I envy you Kera, that your journey on those early days was not yet visible. I so wish our little family could have had some minute spot of joy on those early days because it was entirely stolen from us by so much fear, and from every angle.

But wait.

This is four years later.

And like every type of grief, no matter what it is for which we are grieving, it fades, it has left its scars but we no longer let it own us. And we see the thing we are grieving for what it is.

Rukai is four in a couple of weeks.
Rukai is in preschool and has loads of friends.
Rukai is developmentally delayed but is doing what he should be doing for the stage of development which he is in. And he is doing it with style.

Rukai is outright amazing. Had I known it then, I'd have hoiked myself up from the floor and said pull it the hell together, girl.

You see, no one had told us Rukai's reality would be possible. Certainly not the doctors. Certainly not society. And to our great misfortune, no amazingly thoughtful neighbors could have predicted the reality of our lives today. We have clawed our way out of that chasm of 'what if' to reach these heights of 'what IS'.

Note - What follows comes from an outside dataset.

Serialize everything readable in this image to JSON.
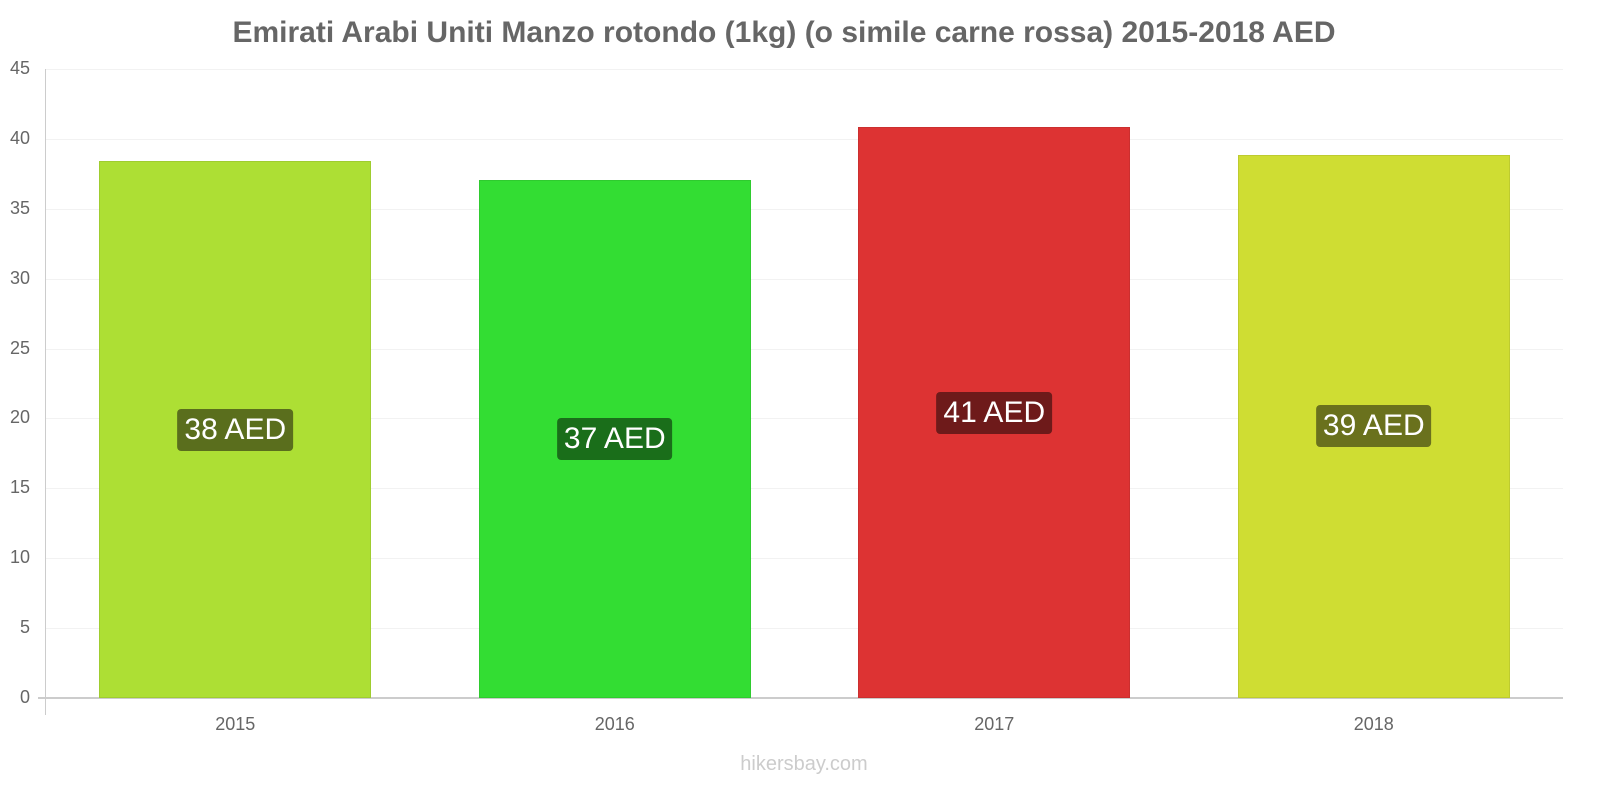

And the view from here is mind blowing.

Now I look back on those very early days with curiosity. Little if no regret. Because the ferocity and intensity of my reaction to the path we had been set on has only underpinned the ferocity of my approach to everything that Rukai needs in this life. I am his mother, his protector, his advocate and later in life - if I'm lucky - his confidante. I am his tiger mom. I am...HIS. I do little that doesn't place him first. Because he is so ridiculously worth it.

I love that every day I see how far he has come and his engagement with me says 'cool out, ma, it's ok. I got this.'

Four years ago I was so unbelievably worried. Today, not so much. Today the level of pride and anticipation and hope and expectation eclipses any worry I once felt. There is a shield between us and the outside world which allows in what Rukai needs and prevents all the unnecessaries from finding their footing. This shield has been lain by Rukai himself, because it is he who is in charge, and no one else. Despite what any of the outsiders who keep trying to get a look in may think, Rukai is in charge.

Little did I know on that cold February day, in that amazing Olympic year 2012, that I really had, in fact, given birth to a champion.

Now if you're up for it, how about telling me what exactly is buried in that ice?

Love & best wishes from over the pond.

Maxine x


  1. awww maxine ...that was worth every minute of the time I spent reading it. looking forward to Keras response . What a lovely lovely idea. You are both amazing mammys with the most amazing stories to share xxx

  2. Love this letter, and love the idea you and Kera have thought up! Well done.